A process receives a SIGPIPE when it attempts to write to a pipe (named or not) or socket of type SOCK_STREAM that has no reader left.
It's generally wanted behaviour. A typical example is:
find . | head -n 1
You don't want find
to keep on running once head
has terminated (and then closed the only file descriptor open for reading on that pipe).
The yes
command typically relies on that signal to terminate.
yes | some-command
Will write "y" until some-command terminates.
Note that it's not only when commands exit, it's when all the reader have closed their reading fd to the pipe.
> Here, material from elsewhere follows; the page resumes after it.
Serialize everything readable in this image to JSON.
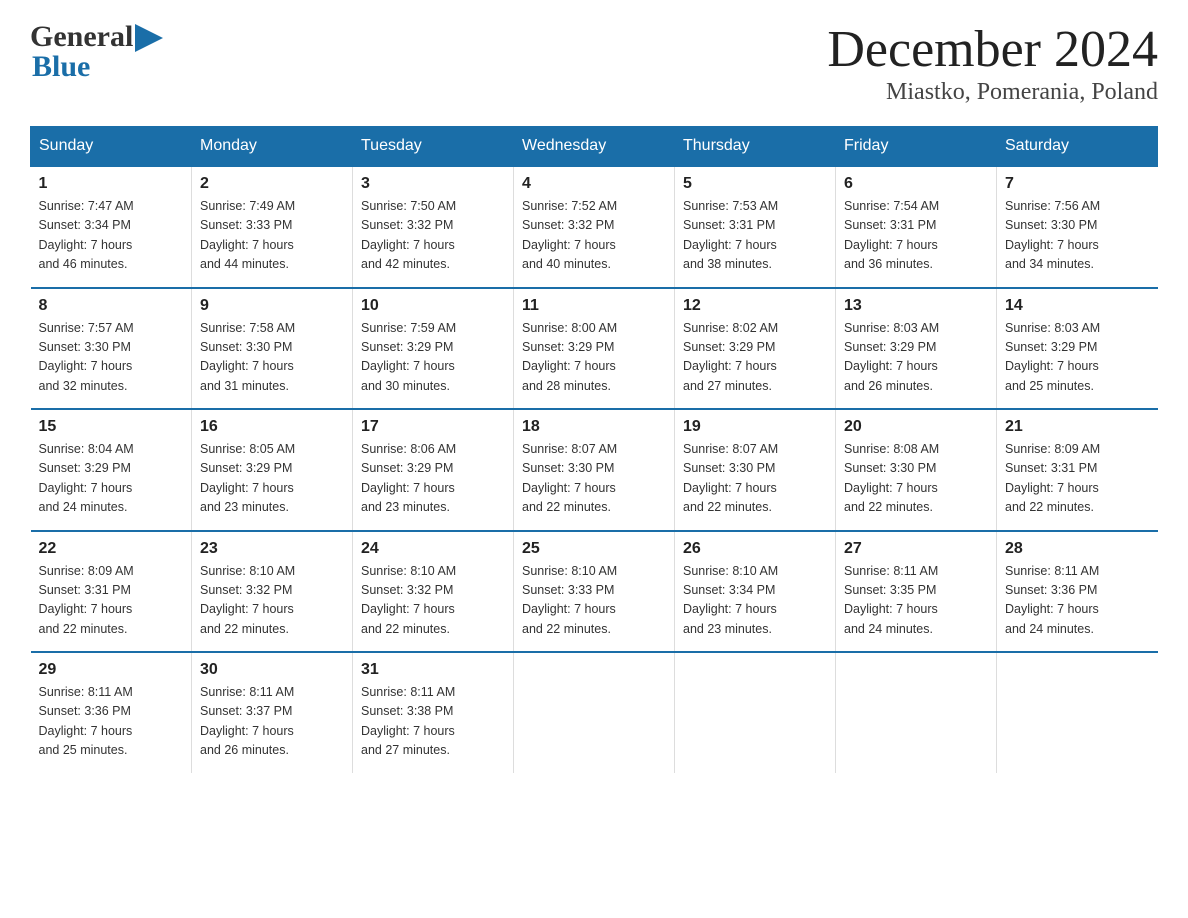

In:
yes | ( sleep 1; exec <&-; ps -fC yes)
1 2 1 0
There will be 1 (the subshell), then 2 (subshell + sleep), then 1 (subshell) then 0 fd reading from the pipe after the subshell explicitely closes its stdin, and that's when yes
will receive a SIGPIPE.
Above, most shells use a pipe(2)
while ksh93
uses a socketpair(2)
, but the behaviour is the same in that regard.
When a process ignores the SIGPIPE, the writing system call (generally write
, but could be pwrite
, send
, splice
...) returns with a EPIPE
error. So processes wanting to handle the broken pipe manually would typically ignore SIGPIPE and take action upon a EPIPE error.